Quase Hype – A trilha sonora também parece cuidadosamente selecionada e trabalhada no alternativo (inclui Cícero, Robyn, Lana Del Rey, Tulipa Ruiz e até mesmo a pop Britney Spears). A música interage de forma muito natural com cada cena e isso torna tudo ainda mais real. Quem selecionou e como funcionou esse processo, foi muito bem pensado ou veio do que consomem?
Marcia Leite – A trilha vem do que a gente consome, toda a equipe, em especial, o Glauber Vianna, editor da série, a Maria Flor e eu mesma. Mas temos contribuições do Leonardo Nunes, finalizador da série, e até do tinturista dos cabelos da Eva, que enxergou no vermelho intenso um clima Lana Del Rey. A Britney surgiu com a Lorena Comparato. Flor e eu vimos Lorena numa festinha em casa de amigos, fazendo a imitação da Britney, e pensamos logo em trazer a cena para a série. Era hilária. Mas maior parte da trilha vem mesmo dos nossos HDs, das músicas que ouvimos e amamos. O único cuidado especial é fazer o mesmo recorte geracional: manter músicos e bandas mais ou menos na casa dos 30 anos. Já que estamos falando desta geração, legal mostrar um pouco do que estão compondo e cantando. A gente se diverte muito com a trilha mas nem sempre é fácil. Já chegamos a experimentar um monte de músicas, durante uma tarde inteira, até chegar à trilha certa. Não basta ser uma música sensacional, tem que trazer ritmo e clima, e entrar organicamente na cena. Nem sempre funciona. Mas há aqueles momentos em que a música entra na cena, de primeira, com perfeição, exatamente como você tinha imaginado. Aí é uma delícia. A gente fica feliz, vendo e revendo a cena, orgulhosos. Muito boa também é a sensação de estar retribuindo e distribuindo, de alguma maneira, o bem que estas músicas trazem para a vida da gente. E ver que isso é reconhecido e compartilhado por quem assiste. Viva o Twitter e o Facebook!

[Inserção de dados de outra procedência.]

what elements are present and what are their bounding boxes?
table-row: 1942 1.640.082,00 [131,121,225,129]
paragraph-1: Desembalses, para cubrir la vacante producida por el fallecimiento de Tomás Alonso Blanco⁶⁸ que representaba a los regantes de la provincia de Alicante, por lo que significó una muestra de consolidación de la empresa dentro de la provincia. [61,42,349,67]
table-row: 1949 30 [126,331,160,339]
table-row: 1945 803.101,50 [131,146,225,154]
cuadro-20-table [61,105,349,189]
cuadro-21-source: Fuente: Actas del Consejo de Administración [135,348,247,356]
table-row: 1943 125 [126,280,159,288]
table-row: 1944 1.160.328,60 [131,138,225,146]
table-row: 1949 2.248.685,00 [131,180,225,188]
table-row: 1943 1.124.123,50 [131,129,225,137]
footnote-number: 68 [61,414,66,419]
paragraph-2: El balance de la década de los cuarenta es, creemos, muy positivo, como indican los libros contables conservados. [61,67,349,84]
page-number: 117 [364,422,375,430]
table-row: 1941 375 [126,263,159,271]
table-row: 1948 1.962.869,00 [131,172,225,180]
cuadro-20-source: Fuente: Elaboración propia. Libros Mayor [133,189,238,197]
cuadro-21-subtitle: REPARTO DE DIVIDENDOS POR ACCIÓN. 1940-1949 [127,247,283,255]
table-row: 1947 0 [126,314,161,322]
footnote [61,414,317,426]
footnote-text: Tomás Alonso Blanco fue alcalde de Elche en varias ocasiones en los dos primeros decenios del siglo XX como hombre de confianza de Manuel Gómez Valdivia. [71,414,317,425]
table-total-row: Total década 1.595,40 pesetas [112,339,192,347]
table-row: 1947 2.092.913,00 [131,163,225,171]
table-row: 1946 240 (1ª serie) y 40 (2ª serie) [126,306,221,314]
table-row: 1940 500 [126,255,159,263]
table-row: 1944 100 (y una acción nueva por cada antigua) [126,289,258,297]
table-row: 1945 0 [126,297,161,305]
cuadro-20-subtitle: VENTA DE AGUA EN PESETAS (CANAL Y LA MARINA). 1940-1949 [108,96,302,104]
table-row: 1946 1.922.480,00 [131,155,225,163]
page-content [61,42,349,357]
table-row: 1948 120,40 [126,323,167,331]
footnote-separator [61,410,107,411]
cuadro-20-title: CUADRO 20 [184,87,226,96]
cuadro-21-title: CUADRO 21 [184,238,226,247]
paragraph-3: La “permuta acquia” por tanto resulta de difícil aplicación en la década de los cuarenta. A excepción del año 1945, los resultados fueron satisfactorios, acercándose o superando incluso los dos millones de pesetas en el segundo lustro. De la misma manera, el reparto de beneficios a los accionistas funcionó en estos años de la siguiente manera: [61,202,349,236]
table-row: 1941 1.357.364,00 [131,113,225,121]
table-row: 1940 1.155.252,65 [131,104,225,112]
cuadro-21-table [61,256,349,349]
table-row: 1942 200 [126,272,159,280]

É um privilégio ter a liberdade de tocar Little Dragon, James Blake, Cícero, Tulipa, Camelo, Mallu, Phoenix e um monte de gente legal, em vez de ser obrigado a vender sucessos de massa que não nos interessam. A gente se diverte homenageando o que gostamos: citamos músicas e filmes nos títulos dos episódios, colocamos, de repente, no meio da nossa narrativa, cenas do Whatever Works, do Woody Allen – que tentamos desesperadamente imitar em alguns planos. Quando nossos personagens vão ao teatro, mostramos a peça À Primeira Vista, com Mariana Lima e Drica Morais – musas! Temos cenas claramente inspiradas em outras cenas, de séries clássicas (uma delas foi ao ar na semana passada, no episódio 08, e ninguém se deu conta ainda!). A gente adora série de TV, somos todos viciados.
Quase Hype – Como é a relação Maria Flor e Márcia Leite, mãe e filha, e como se deu atravessar a zona de conforto (ou não) sendo companheiras de trabalho? Foi mais natural criar com a filha ou dirigir as cenas dela?
Marcia Leite – Criar juntas foi mais fácil, a gente tem ideias parecidas sobre muitas coisas. Vivemos juntas muitos anos até ela sair de casa. Somos muito amigas e companheiras. Confiamos na opinião uma da outra. Mas a intimidade ajuda e atrapalha. Não temos cerimônia nenhuma entre nós e, no turbilhão de um set de filmagem, lidando com questões de toda ordem, trabalhando 14 horas por dia, podemos divergir uma da outra, sem o cuidado necessário. Neste caso, a intimidade é ruim. No final do dia de filmagem, no entanto, sempre acabamos nos entendendo carinhosamente. Afinal, somos mãe e filha, é aquela história do amor incondicional, não há divórcio para a nossa relação. E aí, a intimidade é só faz bem.
Quase Hype – Projetos futuros? O que podemos esperar?
Marcia Leite – Na Fina Flor Filmes, estamos com vários projetos em andamento, torcendo para dar certo, inclusive, uma segunda temporada DoAmor. Mas nada certo, vamos ver. Só afirmamos qualquer coisa com contrato assinado. Tudo muda o tempo todo no mundo, né?